Mais, de suite, ce conservateur M. G... se trouva aux prises avec une nouvelle difficulté.

Le 28 mars, il lui fut remis deux expéditions, dont l'une établie sur la formule 3265, d'un acte notarié dressé le 24 mars à la requête de la société B...

Dans cet acte, le mandataire de cette société, après avoir rappelé qu'elle était titulaire de l'inscription déjà citée et que le 15 décembre 1994, la Cour d'appel de Bordeaux en avait ordonné la mainlevée, a déclaré que sa mandante " a formé un pourvoi contre cette décision et que ce pourvoi a été enregistré au greffe civil de la Cour de cassation le 8 février 1995 ".

Puis, il a requis le notaire " de faire publier le présent acte au premier bureau des hypothèques de B... afin principalement d'assurer la pleine opposabilité aux tiers du pourvoi en cassation et subsidiairement d'informer lesdits tiers que leur responsabilité pourrait être recherchée pour le cas où, en connaissance de cause, ils contribueraient, dans l'attente de la décision de la Cour de cassation, à porter atteinte au droit soumis à cette cour."

Enfin, dans cet acte, il a été procédé à l'énumération et à la désignation des lots de copropriété qui avaient été grevés par l'inscription radiée.

Ce document, à la date de sa remise, fut inscrit sur le registre des dépôts mais ensuite, la formalité, au lieu d'être achevée, fut mise en attente.

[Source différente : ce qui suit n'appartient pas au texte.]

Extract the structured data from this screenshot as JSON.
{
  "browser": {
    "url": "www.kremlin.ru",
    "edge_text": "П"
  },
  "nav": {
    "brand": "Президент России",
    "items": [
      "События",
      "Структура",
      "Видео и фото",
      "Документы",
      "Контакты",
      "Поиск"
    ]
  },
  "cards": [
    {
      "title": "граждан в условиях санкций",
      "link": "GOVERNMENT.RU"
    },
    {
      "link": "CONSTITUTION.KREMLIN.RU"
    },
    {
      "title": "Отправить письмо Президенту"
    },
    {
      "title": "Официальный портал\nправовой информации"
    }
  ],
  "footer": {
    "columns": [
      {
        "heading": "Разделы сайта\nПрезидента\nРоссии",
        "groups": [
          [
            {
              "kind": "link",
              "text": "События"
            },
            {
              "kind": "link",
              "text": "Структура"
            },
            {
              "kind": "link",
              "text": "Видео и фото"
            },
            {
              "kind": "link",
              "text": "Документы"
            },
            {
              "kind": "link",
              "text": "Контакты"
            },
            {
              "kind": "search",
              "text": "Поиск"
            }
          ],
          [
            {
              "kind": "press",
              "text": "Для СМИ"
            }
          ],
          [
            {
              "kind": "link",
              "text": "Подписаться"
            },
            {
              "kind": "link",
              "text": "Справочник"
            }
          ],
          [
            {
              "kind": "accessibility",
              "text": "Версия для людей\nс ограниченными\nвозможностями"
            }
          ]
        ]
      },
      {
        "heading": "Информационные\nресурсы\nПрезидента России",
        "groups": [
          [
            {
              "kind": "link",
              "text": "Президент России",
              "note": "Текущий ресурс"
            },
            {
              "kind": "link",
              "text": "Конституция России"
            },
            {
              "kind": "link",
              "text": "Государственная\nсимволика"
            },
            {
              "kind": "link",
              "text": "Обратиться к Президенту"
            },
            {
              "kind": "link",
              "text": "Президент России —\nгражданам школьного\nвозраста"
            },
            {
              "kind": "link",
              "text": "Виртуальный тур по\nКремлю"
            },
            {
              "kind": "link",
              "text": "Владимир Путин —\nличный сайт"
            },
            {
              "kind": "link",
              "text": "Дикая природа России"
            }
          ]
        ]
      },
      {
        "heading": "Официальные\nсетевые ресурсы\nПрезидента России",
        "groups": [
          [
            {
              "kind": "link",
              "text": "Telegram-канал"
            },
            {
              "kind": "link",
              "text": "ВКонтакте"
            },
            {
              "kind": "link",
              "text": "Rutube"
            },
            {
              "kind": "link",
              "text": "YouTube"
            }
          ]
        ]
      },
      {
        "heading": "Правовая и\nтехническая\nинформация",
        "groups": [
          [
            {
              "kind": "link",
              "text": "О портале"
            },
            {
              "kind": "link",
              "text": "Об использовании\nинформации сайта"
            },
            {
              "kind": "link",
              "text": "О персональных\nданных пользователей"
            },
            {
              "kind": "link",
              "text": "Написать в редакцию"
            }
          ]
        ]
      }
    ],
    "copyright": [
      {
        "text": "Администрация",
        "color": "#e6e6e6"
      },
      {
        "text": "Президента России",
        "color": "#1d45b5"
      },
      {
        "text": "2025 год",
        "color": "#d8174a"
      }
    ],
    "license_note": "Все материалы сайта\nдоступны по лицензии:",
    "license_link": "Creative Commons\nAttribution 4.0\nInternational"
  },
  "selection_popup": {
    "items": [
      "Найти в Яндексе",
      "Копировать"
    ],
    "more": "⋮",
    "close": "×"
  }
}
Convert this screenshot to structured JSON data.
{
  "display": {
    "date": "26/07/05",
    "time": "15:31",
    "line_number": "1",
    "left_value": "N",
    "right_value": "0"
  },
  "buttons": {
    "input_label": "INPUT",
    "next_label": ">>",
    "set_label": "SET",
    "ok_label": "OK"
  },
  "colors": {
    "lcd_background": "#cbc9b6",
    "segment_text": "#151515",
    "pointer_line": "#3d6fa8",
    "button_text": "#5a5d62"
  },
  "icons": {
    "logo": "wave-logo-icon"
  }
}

Le conservateur, en effet, se fondant sur le 3 de l'article 74 du décret du 14 octobre 1955, décida d'engager une procédure de rejet pour refus non opposé et à cette fin, notifia les motifs énoncés ci-après :

" L'acte dont la publicité est requise relate un pourvoi tendant à la cassation d'un arrêt d'appel ordonnant la mainlevée de l'inscription d'un privilège d'entrepreneur, et au rétablissement dudit privilège, comme de son inscription qui en est le signe public.

Bien que sa publicité en soit requise dans les formes prévues aux articles 34-1 du décret du 4 janvier 1955 et 67-3 du décret du 14 octobre 1955, un tel acte n'entre pas dans le cadre des dispositions des articles 28 et 35 à 37 du décret du 4 janvier 1955 susvisé, le chapitre III dont ils relèvent étant exclusivement consacré à la publicité des droits sur les immeubles autres que les privilèges et hypothèques;

Bien que visant les privilèges et les hypothèques, cet acte n'entre pas davantage dans le cadre des dispositions de l'article 2149 du code civil relatif aux mentions en marge des bordereaux d'inscriptions existantes et visant les modifications n'ayant pas pour effet d'aggraver la situation du débiteur.

En conclusion, le document en cause ne peut être intégré dans aucun des registres publics dont je suis le gardien, le registre des saisies étant, quant à lui, par hypothèse, écarté."

Cette mesure préparatoire fut, le 29 mai, suivie de la notification de la décision de rejet prise le même jour.

Ce rejet de formalité fut attaqué par le créancier d'abord devant le Président du Tribunal de grande instance de Bordeaux statuant comme en matière de référé, puis, le recours ayant été rejeté, devant la Cour d'appel de Bordeaux.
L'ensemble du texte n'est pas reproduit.